During development this year I was able to build on some of the principles I employed during our previous designing social networks module which I picked up from developing themes and plugins for wordpress. After putting together an early ‘proof of concept’ prototype, I made a point of forcing myself to overcome the ‘whatever works’ mindset of just throwing things together as they are needed that often comes with the excitement of a new project and create a structured foundation. Although I wish I’d had this reformation earlier in the year and saved myself a lot of heavy refactoring throughout the process, being able to see such a sharp contrast between poor, thrown-together code and a well thought-out, structured application really drove home how much it can speed up development and make implementing new features less painful.

At the start of the year, I considered myself reasonably competent with front-end javascript and was expecting Node to be abstracted or augmented to the point that it would be almost like a completely different thing to the javascript I was familiar with.
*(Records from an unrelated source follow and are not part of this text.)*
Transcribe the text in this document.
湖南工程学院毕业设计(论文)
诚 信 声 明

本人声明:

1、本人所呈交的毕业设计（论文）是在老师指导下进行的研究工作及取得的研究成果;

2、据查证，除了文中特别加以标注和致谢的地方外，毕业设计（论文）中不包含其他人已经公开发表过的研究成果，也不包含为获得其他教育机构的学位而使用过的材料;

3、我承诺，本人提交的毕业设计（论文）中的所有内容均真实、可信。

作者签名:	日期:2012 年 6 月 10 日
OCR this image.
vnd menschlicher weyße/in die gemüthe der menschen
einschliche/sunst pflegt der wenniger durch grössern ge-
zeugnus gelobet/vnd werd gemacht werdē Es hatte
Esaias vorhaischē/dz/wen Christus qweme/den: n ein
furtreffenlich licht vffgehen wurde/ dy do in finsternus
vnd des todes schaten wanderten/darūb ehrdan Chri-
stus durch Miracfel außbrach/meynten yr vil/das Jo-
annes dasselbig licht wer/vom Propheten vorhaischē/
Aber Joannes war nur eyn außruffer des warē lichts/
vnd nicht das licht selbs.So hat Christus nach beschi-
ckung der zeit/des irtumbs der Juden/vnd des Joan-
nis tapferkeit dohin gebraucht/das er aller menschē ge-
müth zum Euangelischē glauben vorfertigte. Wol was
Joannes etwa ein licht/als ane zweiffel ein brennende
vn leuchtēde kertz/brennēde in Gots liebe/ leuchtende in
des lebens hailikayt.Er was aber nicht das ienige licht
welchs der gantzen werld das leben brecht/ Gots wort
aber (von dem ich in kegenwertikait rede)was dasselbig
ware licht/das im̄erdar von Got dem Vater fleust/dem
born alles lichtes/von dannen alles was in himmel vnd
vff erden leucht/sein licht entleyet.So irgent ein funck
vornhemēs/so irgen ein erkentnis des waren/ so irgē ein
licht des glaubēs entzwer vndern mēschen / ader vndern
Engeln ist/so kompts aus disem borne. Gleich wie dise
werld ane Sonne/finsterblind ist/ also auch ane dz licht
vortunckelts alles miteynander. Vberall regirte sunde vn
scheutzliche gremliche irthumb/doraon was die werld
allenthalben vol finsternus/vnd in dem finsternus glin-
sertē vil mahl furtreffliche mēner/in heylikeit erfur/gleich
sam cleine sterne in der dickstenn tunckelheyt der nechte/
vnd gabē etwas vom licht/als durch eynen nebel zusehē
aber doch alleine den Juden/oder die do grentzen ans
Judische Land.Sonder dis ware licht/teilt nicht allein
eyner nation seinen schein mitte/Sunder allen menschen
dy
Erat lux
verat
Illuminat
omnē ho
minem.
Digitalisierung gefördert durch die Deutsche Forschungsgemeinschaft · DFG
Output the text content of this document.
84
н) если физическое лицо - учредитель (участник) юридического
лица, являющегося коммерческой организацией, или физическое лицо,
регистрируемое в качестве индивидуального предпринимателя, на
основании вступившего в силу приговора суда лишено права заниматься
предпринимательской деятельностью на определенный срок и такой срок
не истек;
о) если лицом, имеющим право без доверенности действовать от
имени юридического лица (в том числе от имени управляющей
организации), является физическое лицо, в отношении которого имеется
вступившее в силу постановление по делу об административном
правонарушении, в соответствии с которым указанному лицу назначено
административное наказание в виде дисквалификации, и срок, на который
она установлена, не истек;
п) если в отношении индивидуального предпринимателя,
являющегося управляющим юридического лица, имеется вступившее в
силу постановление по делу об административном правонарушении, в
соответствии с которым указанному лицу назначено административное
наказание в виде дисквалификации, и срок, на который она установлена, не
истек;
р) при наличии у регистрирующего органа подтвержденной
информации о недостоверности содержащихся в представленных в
But after having a slight struggle wrapping my head around Node modules and seeing that they both functioned identically, I began to realize that there were entire dimensions to javascript that I knew nothing about. This realization only deepened once I started using Angular.

Angular uses the same Model-View-Controller pattern that I had aimed to build my application around and was invaluable to developing my understanding of how to implement it. However, I adopted Angular at a relatively late point in the project which limited the extent to which I could put this knowledge into practise in the back end of Codelight. Similar to my late adoption of the MVC for the server, delaying the introduction of Angular resulted in the need for some heavy refactoring due to the fact that Angular’s ‘Model’ requires that Javascript have access to data such as items in a gallery or comments on a page in order to manipulate them and I had focused on serving data inside of the markup where possible to enable indexing by search engines. If I were to start the project from scratch or begin another also using Angular, I’d make sure to have a more exposed API to allow Angular to gather the data in much the same format as it is available to Jade to enable the two to complement one another rather than having angular ‘bolted on’ over the rest of the application.

Despite having problems I’d encountered bringing in technologies and architectural patterns late in development, I feel like this was the best way for me personally to learn the technologies and improve. Beyond the fact that the software I used in Codelight was built on Javascript, HTML and CSS, I had never used any of them previously except for one or two small experiments with Node and each came with a distinct learning curve. Angular in particular, which uses two-way data binding to automatically sync HTML elements and their values with variables in javascript to avoid manipulating the DOM directly took a lot of trial and error to get to grips with.

 

Designing the interface was an interesting experience. Graphical design and creating beautiful colour palettes is something that i’ve never had a strong affinity for. So rather than attempting to create an ‘artistically’ beautiful interface, I decided to focus on the more technical elements of the graphical interface and their interactions. During early development, I considered using a framework such as bootstrap to handle some of the heavy lifting for the interface. Eventually I decided against these, partially because such comprehensive frameworks will inevitably have performance overheads which, although small, I couldn’t justify given how many of the elements I’d expected to use. But also because I felt using pre-packaged UI elements would detract from the identity of the application. I spent some time playing with margins and padding, ensuring elements were aligned, fitted together well and didn’t become too cluttered.
Overall, I feel my project was a success. Despite the fact that I pushed myself quite far out of my comfort zone by using the MEAN (MongoDB, Express, Angular, Node) and caused myself a lot of setbacks. During my early planning of the project, I had envisioned a much more broad range of functionality which it would have potentially been possibly to implement if I had focused on simply firing out features. However, I feel like by focusing on a small set of core features, implementing them with best practises and testing them thoroughly with users I’ve improved my skills across the board much more than if I had attempted to poorly build the application to the scale I’d first envisioned. I’ve gained a much greater idea of the development time required for more complex applications which I’m glad I have before entering the professional world.